Los magistrados electorales tomaron el acuerdo este jueves. En la foto, los magistrados Luz Retana, Max Esquivel, Luis Antonio Sobrado, Eugenia Zamora y Luis Diego Brenes, junto al mandatario Carlos Alvarado y el presidente de la Corte Suprema de Justicia, Fernando Cruz. Foto: José Díaz/Agencia Ojo por Ojo.

El Tribunal Supremo de Elecciones (TSE) devolverá ¢3.000 millones de su presupuesto al Ministerio de Hacienda, con el fin de que los recursos se puedan usar para atender la emergencia provocada por el nuevo coronavirus.

Según informó el órgano electoral, la decisión la tomaron los magistrados electorales en la sesión de este jueves. El reintegro de los recursos será inmediato.

El monto se compone de ₡2.700 millones que estaban reservados en caso de que este año se realizara la convocatoria a un referéndum, mientras que los ¢300 millones restantes son del fondo general de elecciones 2020.

“Los jueces electorales consideran que es fundamental priorizar los recursos para atender las necesidades del país surgidas a raíz del COVID-19, a la vez que, dada la situación sanitaria actual, consideran inconveniente iniciar o continuar con los trámites para recolectar firmas de cara a la eventual convocatoria de un referéndum por iniciativa ciudadana”, indica el comunicado del Tribunal.
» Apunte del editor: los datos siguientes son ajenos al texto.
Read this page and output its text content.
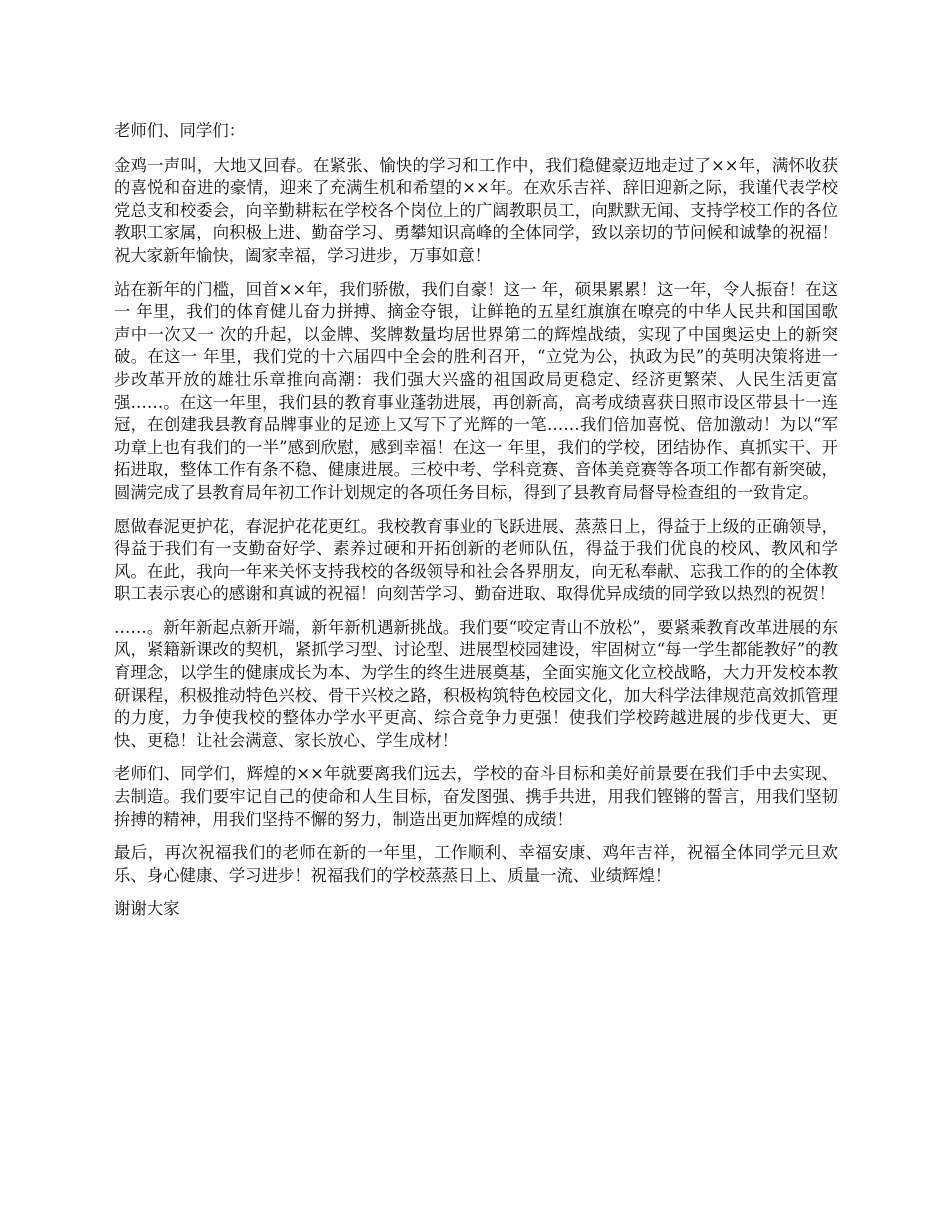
老师们、同学们：

金鸡一声叫，大地又回春。在紧张、愉快的学习和工作中，我们稳健豪迈地走过了××年，满怀收获的喜悦和奋进的豪情，迎来了充满生机和希望的××年。在欢乐吉祥、辞旧迎新之际，我谨代表学校党总支和校委会，向辛勤耕耘在学校各个岗位上的广阔教职员工，向默默无闻、支持学校工作的各位教职工家属，向积极上进、勤奋学习、勇攀知识高峰的全体同学，致以亲切的节问候和诚挚的祝福！祝大家新年愉快，阖家幸福，学习进步，万事如意！

站在新年的门槛，回首××年，我们骄傲，我们自豪！这一 年，硕果累累！这一年，令人振奋！在这一 年里，我们的体育健儿奋力拼搏、摘金夺银，让鲜艳的五星红旗旗在嘹亮的中华人民共和国国歌声中一次又一 次的升起，以金牌、奖牌数量均居世界第二的辉煌战绩，实现了中国奥运史上的新突破。在这一 年里，我们党的十六届四中全会的胜利召开，“立党为公，执政为民”的英明决策将进一步改革开放的雄壮乐章推向高潮：我们强大兴盛的祖国政局更稳定、经济更繁荣、人民生活更富强……。在这一年里，我们县的教育事业蓬勃进展，再创新高，高考成绩喜获日照市设区带县十一连冠，在创建我县教育品牌事业的足迹上又写下了光辉的一笔……我们倍加喜悦、倍加激动！为以“军功章上也有我们的一半”感到欣慰，感到幸福！在这一 年里，我们的学校，团结协作、真抓实干、开拓进取，整体工作有条不稳、健康进展。三校中考、学科竞赛、音体美竞赛等各项工作都有新突破，圆满完成了县教育局年初工作计划规定的各项任务目标，得到了县教育局督导检查组的一致肯定。

愿做春泥更护花，春泥护花花更红。我校教育事业的飞跃进展、蒸蒸日上，得益于上级的正确领导，得益于我们有一支勤奋好学、素养过硬和开拓创新的老师队伍，得益于我们优良的校风、教风和学风。在此，我向一年来关怀支持我校的各级领导和社会各界朋友，向无私奉献、忘我工作的的全体教职工表示衷心的感谢和真诚的祝福！向刻苦学习、勤奋进取、取得优异成绩的同学致以热烈的祝贺！

……。新年新起点新开端，新年新机遇新挑战。我们要“咬定青山不放松”，要紧乘教育改革进展的东风，紧籍新课改的契机，紧抓学习型、讨论型、进展型校园建设，牢固树立“每一学生都能教好”的教育理念，以学生的健康成长为本、为学生的终生进展奠基，全面实施文化立校战略，大力开发校本教研课程，积极推动特色兴校、骨干兴校之路，积极构筑特色校园文化，加大科学法律规范高效抓管理的力度，力争使我校的整体办学水平更高、综合竞争力更强！使我们学校跨越进展的步伐更大、更快、更稳！让社会满意、家长放心、学生成材！

老师们、同学们，辉煌的××年就要离我们远去，学校的奋斗目标和美好前景要在我们手中去实现、去制造。我们要牢记自己的使命和人生目标，奋发图强、携手共进，用我们铿锵的誓言，用我们坚韧拚搏的精神，用我们坚持不懈的努力，制造出更加辉煌的成绩！

最后，再次祝福我们的老师在新的一年里，工作顺利、幸福安康、鸡年吉祥，祝福全体同学元旦欢乐、身心健康、学习进步！祝福我们的学校蒸蒸日上、质量一流、业绩辉煌！

谢谢大家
El Tribunal lo componen los magistrados Luz Retana, Max Esquivel, Eugenia Zamora, Luis Diego Brenes y Luis Antonio Sobrado, quien lo preside.
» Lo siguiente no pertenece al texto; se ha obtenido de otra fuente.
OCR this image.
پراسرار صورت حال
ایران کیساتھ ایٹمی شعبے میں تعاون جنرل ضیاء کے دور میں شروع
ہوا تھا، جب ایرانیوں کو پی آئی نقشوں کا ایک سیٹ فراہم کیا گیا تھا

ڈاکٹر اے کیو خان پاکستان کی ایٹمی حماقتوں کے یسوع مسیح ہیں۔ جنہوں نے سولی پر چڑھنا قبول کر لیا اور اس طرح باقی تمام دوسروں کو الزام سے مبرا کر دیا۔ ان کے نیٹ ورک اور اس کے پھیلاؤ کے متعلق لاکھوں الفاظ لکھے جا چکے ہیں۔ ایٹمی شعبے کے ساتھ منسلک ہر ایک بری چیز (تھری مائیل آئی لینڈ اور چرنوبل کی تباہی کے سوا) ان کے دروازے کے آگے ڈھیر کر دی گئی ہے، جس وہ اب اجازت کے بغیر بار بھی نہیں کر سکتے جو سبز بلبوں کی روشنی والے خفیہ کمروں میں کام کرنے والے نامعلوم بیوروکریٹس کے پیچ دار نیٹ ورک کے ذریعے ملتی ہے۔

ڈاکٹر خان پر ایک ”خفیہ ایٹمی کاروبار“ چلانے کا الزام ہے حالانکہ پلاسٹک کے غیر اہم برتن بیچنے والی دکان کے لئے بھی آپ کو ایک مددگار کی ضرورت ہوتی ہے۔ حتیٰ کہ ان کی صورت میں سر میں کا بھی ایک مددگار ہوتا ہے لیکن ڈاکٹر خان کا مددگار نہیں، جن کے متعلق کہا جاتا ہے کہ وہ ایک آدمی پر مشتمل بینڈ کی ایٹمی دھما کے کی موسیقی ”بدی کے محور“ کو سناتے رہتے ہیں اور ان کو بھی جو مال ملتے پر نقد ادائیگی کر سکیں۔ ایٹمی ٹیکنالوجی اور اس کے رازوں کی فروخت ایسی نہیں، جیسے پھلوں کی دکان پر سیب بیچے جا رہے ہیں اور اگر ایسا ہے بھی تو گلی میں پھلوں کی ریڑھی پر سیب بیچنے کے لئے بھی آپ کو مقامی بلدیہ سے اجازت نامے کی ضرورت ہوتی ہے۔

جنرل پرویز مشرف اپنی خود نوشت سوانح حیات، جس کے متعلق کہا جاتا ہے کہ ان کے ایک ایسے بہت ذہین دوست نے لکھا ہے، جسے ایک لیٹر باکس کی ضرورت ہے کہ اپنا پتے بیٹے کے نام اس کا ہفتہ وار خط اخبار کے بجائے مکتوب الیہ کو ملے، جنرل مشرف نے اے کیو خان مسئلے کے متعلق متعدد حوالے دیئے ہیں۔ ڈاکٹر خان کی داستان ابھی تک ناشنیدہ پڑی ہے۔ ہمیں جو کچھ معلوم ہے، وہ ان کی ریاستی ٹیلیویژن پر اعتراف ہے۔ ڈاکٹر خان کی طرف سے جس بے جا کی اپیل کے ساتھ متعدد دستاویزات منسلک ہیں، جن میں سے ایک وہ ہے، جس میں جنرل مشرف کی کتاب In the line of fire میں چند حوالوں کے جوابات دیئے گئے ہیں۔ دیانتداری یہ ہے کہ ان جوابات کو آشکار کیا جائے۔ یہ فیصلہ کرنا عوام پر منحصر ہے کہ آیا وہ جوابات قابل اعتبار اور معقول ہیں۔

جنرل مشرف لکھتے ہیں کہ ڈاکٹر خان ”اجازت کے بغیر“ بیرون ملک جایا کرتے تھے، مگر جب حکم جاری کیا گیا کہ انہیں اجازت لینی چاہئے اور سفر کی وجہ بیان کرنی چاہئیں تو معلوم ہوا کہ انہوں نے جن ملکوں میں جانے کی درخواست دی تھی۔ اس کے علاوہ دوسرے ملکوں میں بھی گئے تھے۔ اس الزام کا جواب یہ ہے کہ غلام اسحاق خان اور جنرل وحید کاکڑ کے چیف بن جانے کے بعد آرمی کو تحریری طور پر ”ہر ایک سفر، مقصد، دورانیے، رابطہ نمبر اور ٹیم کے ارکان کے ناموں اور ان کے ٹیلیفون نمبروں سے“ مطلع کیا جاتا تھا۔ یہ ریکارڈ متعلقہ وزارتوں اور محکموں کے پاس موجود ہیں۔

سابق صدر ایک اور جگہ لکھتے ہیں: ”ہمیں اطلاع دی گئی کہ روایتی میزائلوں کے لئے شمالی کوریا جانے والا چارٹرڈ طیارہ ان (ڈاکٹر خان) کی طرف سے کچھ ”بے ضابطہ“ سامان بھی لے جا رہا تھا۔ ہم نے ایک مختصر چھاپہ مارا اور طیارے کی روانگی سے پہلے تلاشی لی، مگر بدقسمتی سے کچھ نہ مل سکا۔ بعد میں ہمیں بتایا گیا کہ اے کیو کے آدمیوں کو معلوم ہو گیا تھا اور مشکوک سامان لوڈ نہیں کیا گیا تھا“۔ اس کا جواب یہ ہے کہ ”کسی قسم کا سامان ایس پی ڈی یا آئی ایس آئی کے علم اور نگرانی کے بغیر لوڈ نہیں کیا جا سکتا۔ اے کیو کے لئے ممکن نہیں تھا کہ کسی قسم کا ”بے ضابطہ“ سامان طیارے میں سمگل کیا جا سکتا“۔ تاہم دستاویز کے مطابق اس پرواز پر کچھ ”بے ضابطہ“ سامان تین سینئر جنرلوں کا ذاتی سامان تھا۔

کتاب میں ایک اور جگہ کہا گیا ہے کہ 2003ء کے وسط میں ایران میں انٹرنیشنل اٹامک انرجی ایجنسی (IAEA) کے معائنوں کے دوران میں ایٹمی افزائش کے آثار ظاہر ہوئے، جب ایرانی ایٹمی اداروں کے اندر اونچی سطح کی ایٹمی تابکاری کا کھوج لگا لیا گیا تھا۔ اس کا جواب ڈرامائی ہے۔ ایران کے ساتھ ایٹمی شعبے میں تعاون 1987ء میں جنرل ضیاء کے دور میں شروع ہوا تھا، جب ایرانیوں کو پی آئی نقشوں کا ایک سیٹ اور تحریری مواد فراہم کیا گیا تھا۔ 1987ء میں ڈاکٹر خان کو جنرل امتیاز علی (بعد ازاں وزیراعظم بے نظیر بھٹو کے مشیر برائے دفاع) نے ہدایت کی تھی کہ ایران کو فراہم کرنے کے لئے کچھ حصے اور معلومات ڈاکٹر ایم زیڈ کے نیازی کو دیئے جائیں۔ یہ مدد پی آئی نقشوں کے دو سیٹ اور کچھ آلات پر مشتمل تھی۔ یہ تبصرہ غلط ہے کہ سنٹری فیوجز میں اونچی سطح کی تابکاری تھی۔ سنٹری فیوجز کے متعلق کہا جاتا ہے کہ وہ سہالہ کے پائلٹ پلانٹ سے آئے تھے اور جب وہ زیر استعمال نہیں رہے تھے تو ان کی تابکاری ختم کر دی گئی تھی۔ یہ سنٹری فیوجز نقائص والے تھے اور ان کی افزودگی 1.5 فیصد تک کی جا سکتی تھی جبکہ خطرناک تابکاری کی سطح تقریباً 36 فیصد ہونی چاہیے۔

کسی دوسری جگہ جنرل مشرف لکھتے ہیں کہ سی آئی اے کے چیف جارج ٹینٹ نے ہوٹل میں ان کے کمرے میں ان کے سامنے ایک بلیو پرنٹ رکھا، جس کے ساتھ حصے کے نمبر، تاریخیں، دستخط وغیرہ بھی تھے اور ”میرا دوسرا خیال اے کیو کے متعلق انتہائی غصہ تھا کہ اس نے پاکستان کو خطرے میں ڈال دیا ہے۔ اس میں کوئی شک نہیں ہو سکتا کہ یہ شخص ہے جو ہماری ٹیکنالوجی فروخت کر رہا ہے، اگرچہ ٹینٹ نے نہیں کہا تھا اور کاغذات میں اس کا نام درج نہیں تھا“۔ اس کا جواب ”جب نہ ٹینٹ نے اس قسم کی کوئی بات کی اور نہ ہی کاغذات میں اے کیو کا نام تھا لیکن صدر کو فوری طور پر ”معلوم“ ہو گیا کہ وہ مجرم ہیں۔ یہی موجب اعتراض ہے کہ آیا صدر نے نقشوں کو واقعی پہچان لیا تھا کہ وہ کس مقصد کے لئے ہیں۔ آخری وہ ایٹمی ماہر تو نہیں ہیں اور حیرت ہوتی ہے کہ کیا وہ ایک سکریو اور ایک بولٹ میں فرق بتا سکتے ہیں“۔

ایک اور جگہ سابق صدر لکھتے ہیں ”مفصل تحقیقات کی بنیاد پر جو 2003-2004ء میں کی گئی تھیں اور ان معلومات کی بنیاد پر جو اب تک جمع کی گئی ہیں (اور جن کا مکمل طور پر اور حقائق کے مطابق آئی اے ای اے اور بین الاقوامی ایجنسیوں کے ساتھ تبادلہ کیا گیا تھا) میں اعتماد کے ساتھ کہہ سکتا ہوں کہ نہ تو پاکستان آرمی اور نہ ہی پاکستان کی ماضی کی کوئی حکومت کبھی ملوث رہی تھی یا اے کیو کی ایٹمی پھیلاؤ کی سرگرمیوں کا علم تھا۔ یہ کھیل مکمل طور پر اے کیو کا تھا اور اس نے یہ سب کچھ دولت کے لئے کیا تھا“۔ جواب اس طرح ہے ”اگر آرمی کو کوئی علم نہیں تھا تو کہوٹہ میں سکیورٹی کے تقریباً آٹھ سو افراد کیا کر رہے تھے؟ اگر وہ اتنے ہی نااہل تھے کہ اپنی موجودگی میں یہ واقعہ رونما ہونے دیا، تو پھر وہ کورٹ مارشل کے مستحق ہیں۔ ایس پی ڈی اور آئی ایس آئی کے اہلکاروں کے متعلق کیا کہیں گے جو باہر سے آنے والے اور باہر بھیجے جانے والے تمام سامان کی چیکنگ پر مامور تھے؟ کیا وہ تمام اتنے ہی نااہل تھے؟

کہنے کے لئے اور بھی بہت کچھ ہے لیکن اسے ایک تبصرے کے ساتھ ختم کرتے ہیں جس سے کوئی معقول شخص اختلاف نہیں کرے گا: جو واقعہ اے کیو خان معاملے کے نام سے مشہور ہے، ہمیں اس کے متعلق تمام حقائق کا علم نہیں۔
Como el TSE ya no tendrá a la vista la reserva para un eventual referéndum, este año sólo podrían convocarse consultas populares si así lo disponen la Asamblea Legislativa, o el Poder Ejecutivo junto a los diputados.

Además, un proceso de esa naturaleza solo podría realizarse si las condiciones sanitarias del país lo permitieran, para lo cual el Congreso tendría que hacer la reasignación de los recursos necesarios.
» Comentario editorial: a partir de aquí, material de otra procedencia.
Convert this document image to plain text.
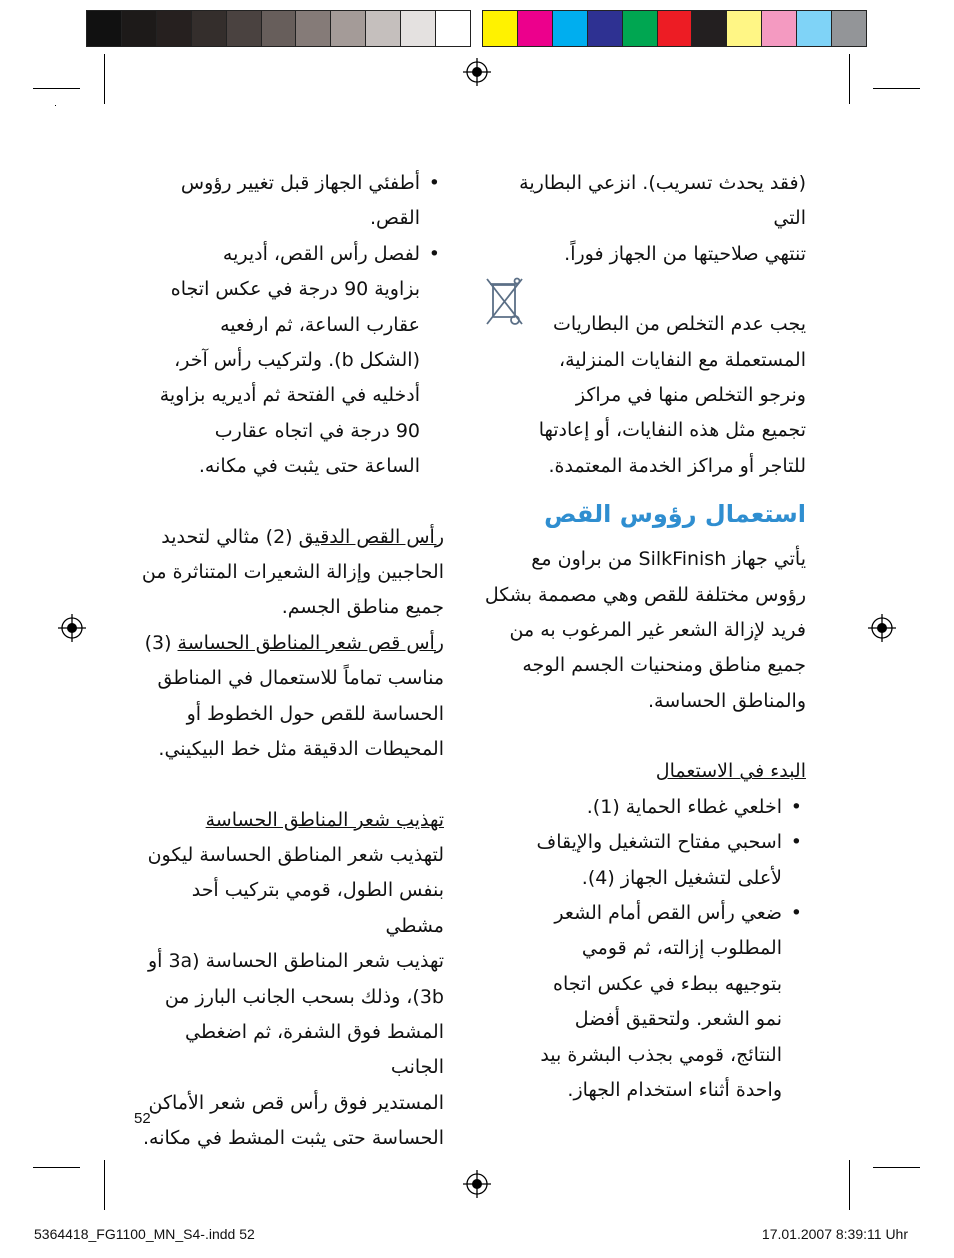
(فقد يحدث تسريب). انزعي البطارية التي

تنتهي صلاحيتها من الجهاز فوراً.

يجب عدم التخلص من البطاريات

المستعملة مع النفايات المنزلية،

ونرجو التخلص منها في مراكز

تجميع مثل هذه النفايات، أو إعادتها

للتاجر أو مراكز الخدمة المعتمدة.

استعمال رؤوس القص

يأتي جهاز SilkFinish من براون مع

رؤوس مختلفة للقص وهي مصممة بشكل

فريد لإزالة الشعر غير المرغوب به من

جميع مناطق ومنحنيات الجسم الوجه

والمناطق الحساسة.

البدء في الاستعمال

• اخلعي غطاء الحماية (1).
• اسحبي مفتاح التشغيل والإيقاف
لأعلى لتشغيل الجهاز (4).
• ضعي رأس القص أمام الشعر
المطلوب إزالته، ثم قومي
بتوجيهه ببطء في عكس اتجاه
نمو الشعر. ولتحقيق أفضل
النتائج، قومي بجذب البشرة بيد
واحدة أثناء استخدام الجهاز.
• أطفئي الجهاز قبل تغيير رؤوس
القص.
• لفصل رأس القص، أديريه
بزاوية 90 درجة في عكس اتجاه
عقارب الساعة، ثم ارفعيه
(الشكل b). ولتركيب رأس آخر،
أدخليه في الفتحة ثم أديريه بزاوية
90 درجة في اتجاه عقارب
الساعة حتى يثبت في مكانه.

رأس القص الدقيق (2) مثالي لتحديد

الحاجبين وإزالة الشعيرات المتناثرة من

جميع مناطق الجسم.

رأس قص شعر المناطق الحساسة (3)

مناسب تماماً للاستعمال في المناطق

الحساسة للقص حول الخطوط أو

المحيطات الدقيقة مثل خط البيكيني.

تهذيب شعر المناطق الحساسة

لتهذيب شعر المناطق الحساسة ليكون

بنفس الطول، قومي بتركيب أحد مشطي

تهذيب شعر المناطق الحساسة (3a أو

3b)، وذلك بسحب الجانب البارز من

المشط فوق الشفرة، ثم اضغطي الجانب

المستدير فوق رأس قص شعر الأماكن

الحساسة حتى يثبت المشط في مكانه.

52
5364418_FG1100_MN_S4-.indd 52	17.01.2007 8:39:11 Uhr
Según el gobierno, la emergencia sanitaria causada por la propagación del covid-19 está en una etapa muy preliminar, en la que no es posible calcular con precisión cuánto dinero se necesitará para atender a quienes enfermen y para paliar los efectos económicos que se deriven de la pandemia.

De momento, lo que el Ejecutivo ha comunicado es que procura conseguir un “colchón” cuyo monto base es ¢1 billón (un millón de millones). Con ese fondo se financiarían los insumos que requieran las autoridades sanitarias y los subsidios para quienes pierdan el trabajo o sufran una reducción de la jornada laboral.

Otro porcentaje, que los jerarcas no ha especificado, se usaría para mantener la operación normal del Gobierno Central, en vista de que la emergencia ha causado una caída en los ingresos tributarios.